20 Bernardo Ezequiel Koremblit, a quien El Grillo de Papel presentaba en 1960 como responsable de “la singular sección bibliográfica de la revista Atlántida” (“Reportaje a B.E. Koremblit” 1960: 22), se sacude tres años después con esta fórmula el privilegio en apariencia dudoso de haber sido invitado a participar de la Encuesta: la crítica literaria en Argentina: “Todo esto [las actividades extra-críticas que ha venido reseñando] significa que para entender en bonae literae no es imprescindible morir ultimado por el pistoletazo de la definición: ‘ése es un crítico’” (Prieto 1964: 63).

21 “Rojas Paz, medido, academicista, neutral” (Lafleur et al. 2006: 100).
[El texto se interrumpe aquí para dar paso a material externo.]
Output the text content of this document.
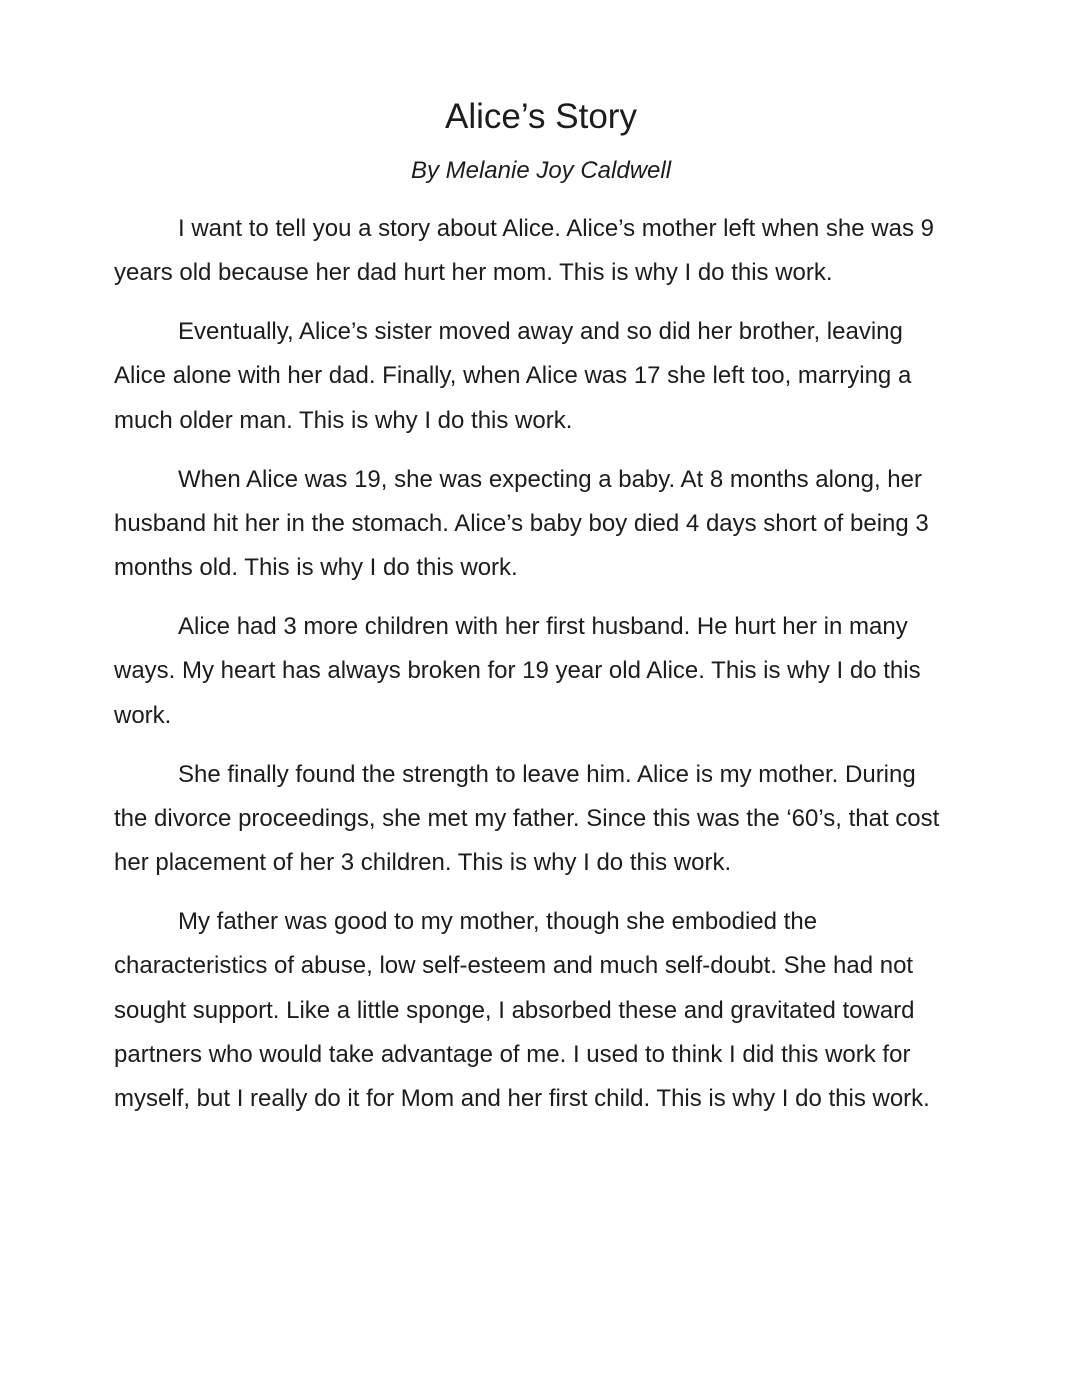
Alice’s Story

By Melanie Joy Caldwell

I want to tell you a story about Alice. Alice’s mother left when she was 9
years old because her dad hurt her mom. This is why I do this work.

Eventually, Alice’s sister moved away and so did her brother, leaving
Alice alone with her dad. Finally, when Alice was 17 she left too, marrying a
much older man. This is why I do this work.

When Alice was 19, she was expecting a baby. At 8 months along, her
husband hit her in the stomach. Alice’s baby boy died 4 days short of being 3
months old. This is why I do this work.

Alice had 3 more children with her first husband. He hurt her in many
ways. My heart has always broken for 19 year old Alice. This is why I do this
work.

She finally found the strength to leave him. Alice is my mother. During
the divorce proceedings, she met my father. Since this was the ‘60’s, that cost
her placement of her 3 children. This is why I do this work.

My father was good to my mother, though she embodied the
characteristics of abuse, low self-esteem and much self-doubt. She had not
sought support. Like a little sponge, I absorbed these and gravitated toward
partners who would take advantage of me. I used to think I did this work for
myself, but I really do it for Mom and her first child. This is why I do this work.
22 “‘Generación del 45’; ‘joven generación’; ‘nueva generación’; ‘denuncialistas’; ‘el grupo Contorno’; ‘contornistas’. Esos fueron algunos de los nombres con los que se identificó al grupo de intelectuales que. en los primeros años de la década del 50, se propusieron como meta la formación de una nueva izquierda cultural. Como resultado de la tarea emprendida para lograrlo definieron una figura de intelectual comprometido, inédita en más de un sentido en la Argentina, en la que se conjugaban una impronta fuertemente moral, casi voluntarista, y una firme inclinación a considerar las condiciones de su propia contemporaneidad a partir de una revisión minuciosa del pasado nacional” (Avaro y Capdevila 2004: 15).

23 Serfaty tenía una sección regular de misceláneas titulada “Pum...! en el libro” donde comentaba burlonamente boutades de los autores y acontecimientos de la vida literaria.
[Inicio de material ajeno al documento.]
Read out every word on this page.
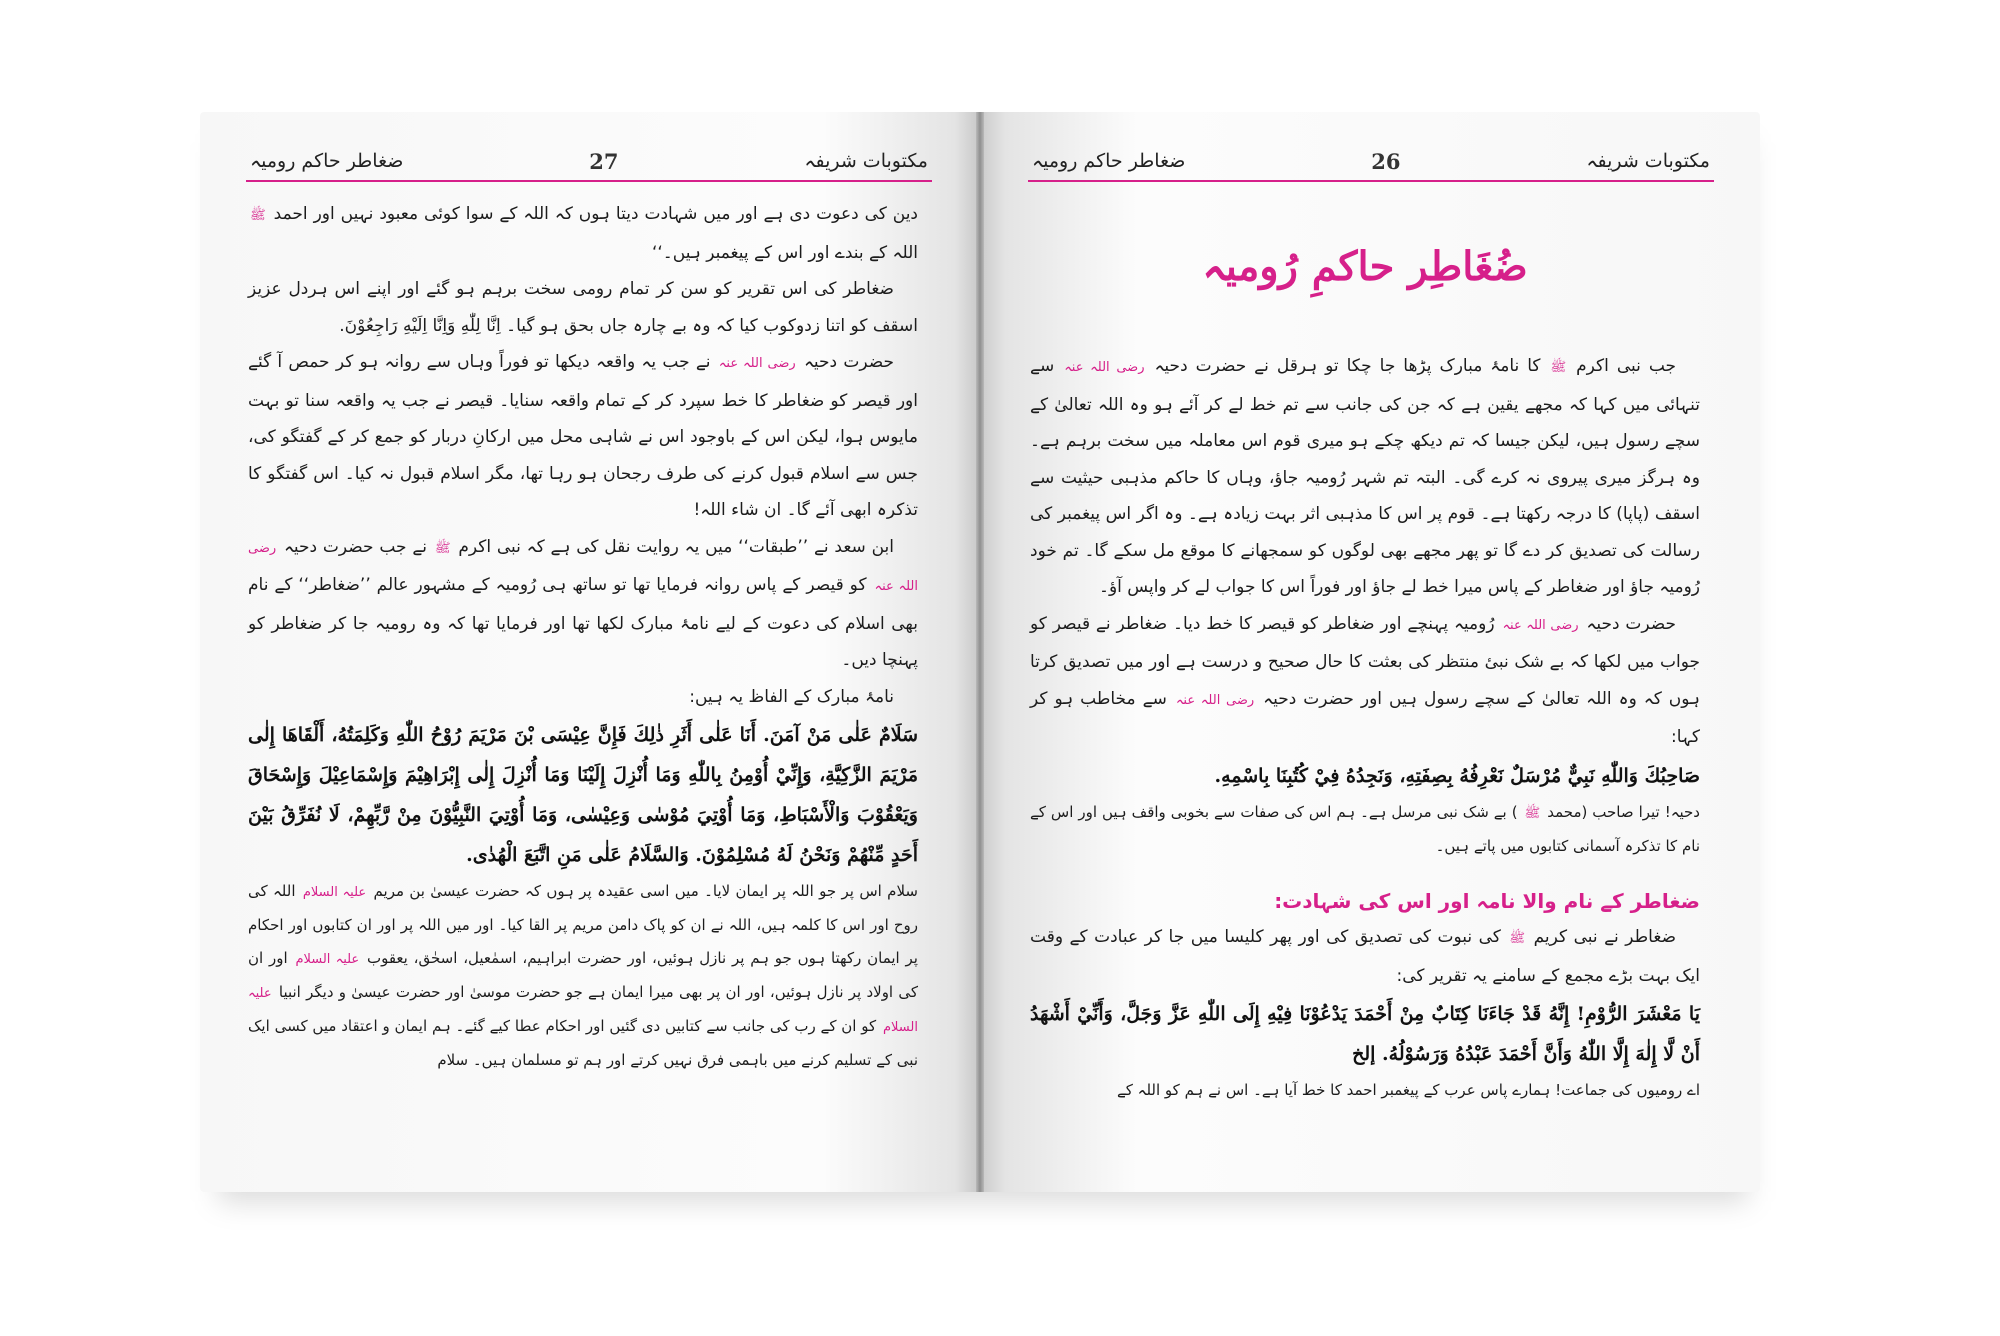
ضغاطر حاکم رومیہ	27	مکتوبات شریفہ

دین کی دعوت دی ہے اور میں شہادت دیتا ہوں کہ اللہ کے سوا کوئی معبود نہیں اور احمد ﷺ اللہ کے بندے اور اس کے پیغمبر ہیں۔‘‘

ضغاطر کی اس تقریر کو سن کر تمام رومی سخت برہم ہو گئے اور اپنے اس ہردل عزیز اسقف کو اتنا زدوکوب کیا کہ وہ بے چارہ جاں بحق ہو گیا۔ اِنَّا لِلّٰهِ وَاِنَّا اِلَيْهِ رَاجِعُوْنَ.

حضرت دحیہ رضی اللہ عنہ نے جب یہ واقعہ دیکھا تو فوراً وہاں سے روانہ ہو کر حمص آ گئے اور قیصر کو ضغاطر کا خط سپرد کر کے تمام واقعہ سنایا۔ قیصر نے جب یہ واقعہ سنا تو بہت مایوس ہوا، لیکن اس کے باوجود اس نے شاہی محل میں ارکانِ دربار کو جمع کر کے گفتگو کی، جس سے اسلام قبول کرنے کی طرف رجحان ہو رہا تھا، مگر اسلام قبول نہ کیا۔ اس گفتگو کا تذکرہ ابھی آئے گا۔ ان شاء اللہ!

ابن سعد نے ’’طبقات‘‘ میں یہ روایت نقل کی ہے کہ نبی اکرم ﷺ نے جب حضرت دحیہ رضی اللہ عنہ کو قیصر کے پاس روانہ فرمایا تھا تو ساتھ ہی رُومیہ کے مشہور عالم ’’ضغاطر‘‘ کے نام بھی اسلام کی دعوت کے لیے نامۂ مبارک لکھا تھا اور فرمایا تھا کہ وہ رومیہ جا کر ضغاطر کو پہنچا دیں۔

نامۂ مبارک کے الفاظ یہ ہیں:

سَلَامٌ عَلٰى مَنْ آمَنَ. أَنَا عَلٰى أَثَرِ ذٰلِكَ فَإِنَّ عِيْسَى بْنَ مَرْيَمَ رُوْحُ اللّٰهِ وَكَلِمَتُهُ، أَلْقَاهَا إِلٰى مَرْيَمَ الزَّكِيَّةِ، وَإِنِّيْ أُوْمِنُ بِاللّٰهِ وَمَا أُنْزِلَ إِلَيْنَا وَمَا أُنْزِلَ إِلٰى إِبْرَاهِيْمَ وَإِسْمَاعِيْلَ وَإِسْحَاقَ وَيَعْقُوْبَ وَالْأَسْبَاطِ، وَمَا أُوْتِيَ مُوْسٰى وَعِيْسٰى، وَمَا أُوْتِيَ النَّبِيُّوْنَ مِنْ رَّبِّهِمْ، لَا نُفَرِّقُ بَيْنَ أَحَدٍ مِّنْهُمْ وَنَحْنُ لَهُ مُسْلِمُوْنَ. وَالسَّلَامُ عَلٰى مَنِ اتَّبَعَ الْهُدٰى.

سلام اس پر جو اللہ پر ایمان لایا۔ میں اسی عقیدہ پر ہوں کہ حضرت عیسیٰ بن مریم علیہ السلام اللہ کی روح اور اس کا کلمہ ہیں، اللہ نے ان کو پاک دامن مریم پر القا کیا۔ اور میں اللہ پر اور ان کتابوں اور احکام پر ایمان رکھتا ہوں جو ہم پر نازل ہوئیں، اور حضرت ابراہیم، اسمٰعیل، اسحٰق، یعقوب علیہ السلام اور ان کی اولاد پر نازل ہوئیں، اور ان پر بھی میرا ایمان ہے جو حضرت موسیٰ اور حضرت عیسیٰ و دیگر انبیا علیہ السلام کو ان کے رب کی جانب سے کتابیں دی گئیں اور احکام عطا کیے گئے۔ ہم ایمان و اعتقاد میں کسی ایک نبی کے تسلیم کرنے میں باہمی فرق نہیں کرتے اور ہم تو مسلمان ہیں۔ سلام

ضغاطر حاکم رومیہ	26	مکتوبات شریفہ

ضُغَاطِر حاکمِ رُومیہ

جب نبی اکرم ﷺ کا نامۂ مبارک پڑھا جا چکا تو ہرقل نے حضرت دحیہ رضی اللہ عنہ سے تنہائی میں کہا کہ مجھے یقین ہے کہ جن کی جانب سے تم خط لے کر آئے ہو وہ اللہ تعالیٰ کے سچے رسول ہیں، لیکن جیسا کہ تم دیکھ چکے ہو میری قوم اس معاملہ میں سخت برہم ہے۔ وہ ہرگز میری پیروی نہ کرے گی۔ البتہ تم شہر رُومیہ جاؤ، وہاں کا حاکم مذہبی حیثیت سے اسقف (پاپا) کا درجہ رکھتا ہے۔ قوم پر اس کا مذہبی اثر بہت زیادہ ہے۔ وہ اگر اس پیغمبر کی رسالت کی تصدیق کر دے گا تو پھر مجھے بھی لوگوں کو سمجھانے کا موقع مل سکے گا۔ تم خود رُومیہ جاؤ اور ضغاطر کے پاس میرا خط لے جاؤ اور فوراً اس کا جواب لے کر واپس آؤ۔

حضرت دحیہ رضی اللہ عنہ رُومیہ پہنچے اور ضغاطر کو قیصر کا خط دیا۔ ضغاطر نے قیصر کو جواب میں لکھا کہ بے شک نبیٔ منتظر کی بعثت کا حال صحیح و درست ہے اور میں تصدیق کرتا ہوں کہ وہ اللہ تعالیٰ کے سچے رسول ہیں اور حضرت دحیہ رضی اللہ عنہ سے مخاطب ہو کر کہا:

صَاحِبُكَ وَاللّٰهِ نَبِيٌّ مُرْسَلٌ نَعْرِفُهُ بِصِفَتِهِ، وَنَجِدُهُ فِيْ كُتُبِنَا بِاسْمِهِ.

دحیہ! تیرا صاحب (محمد ﷺ ) بے شک نبی مرسل ہے۔ ہم اس کی صفات سے بخوبی واقف ہیں اور اس کے نام کا تذکرہ آسمانی کتابوں میں پاتے ہیں۔

ضغاطر کے نام والا نامہ اور اس کی شہادت:

ضغاطر نے نبی کریم ﷺ کی نبوت کی تصدیق کی اور پھر کلیسا میں جا کر عبادت کے وقت ایک بہت بڑے مجمع کے سامنے یہ تقریر کی:

يَا مَعْشَرَ الرُّوْمِ! إِنَّهُ قَدْ جَاءَنَا كِتَابٌ مِنْ أَحْمَدَ يَدْعُوْنَا فِيْهِ إِلَى اللّٰهِ عَزَّ وَجَلَّ، وَأَنِّيْ أَشْهَدُ أَنْ لَّا إِلٰهَ إِلَّا اللّٰهُ وَأَنَّ أَحْمَدَ عَبْدُهُ وَرَسُوْلُهُ. إلخ

اے رومیوں کی جماعت! ہمارے پاس عرب کے پیغمبر احمد کا خط آیا ہے۔ اس نے ہم کو اللہ کے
24 Los términos “crítica de aliento” y “crítica de exigencia” aparecen en el ensayo de Ángel Rama, “Rubén Darío: el poeta frente a la modernidad” (2006: 133).

25 Así, después de que en el número 12 sale una reseña negativa sobre Teléfono ocupado de Silvina Bullrich -novelista exitosa que solía retratar la alta burguesía (lo que motiva la polémica) y pertenecía a ella-, Celia de Diego la reivindica en el número 13 y en el 14 opina la propia Bullrich, en una nota que parece pedida por la dirección de la revista.

26 La reseña en cuestión es Castillo 1959a: 17.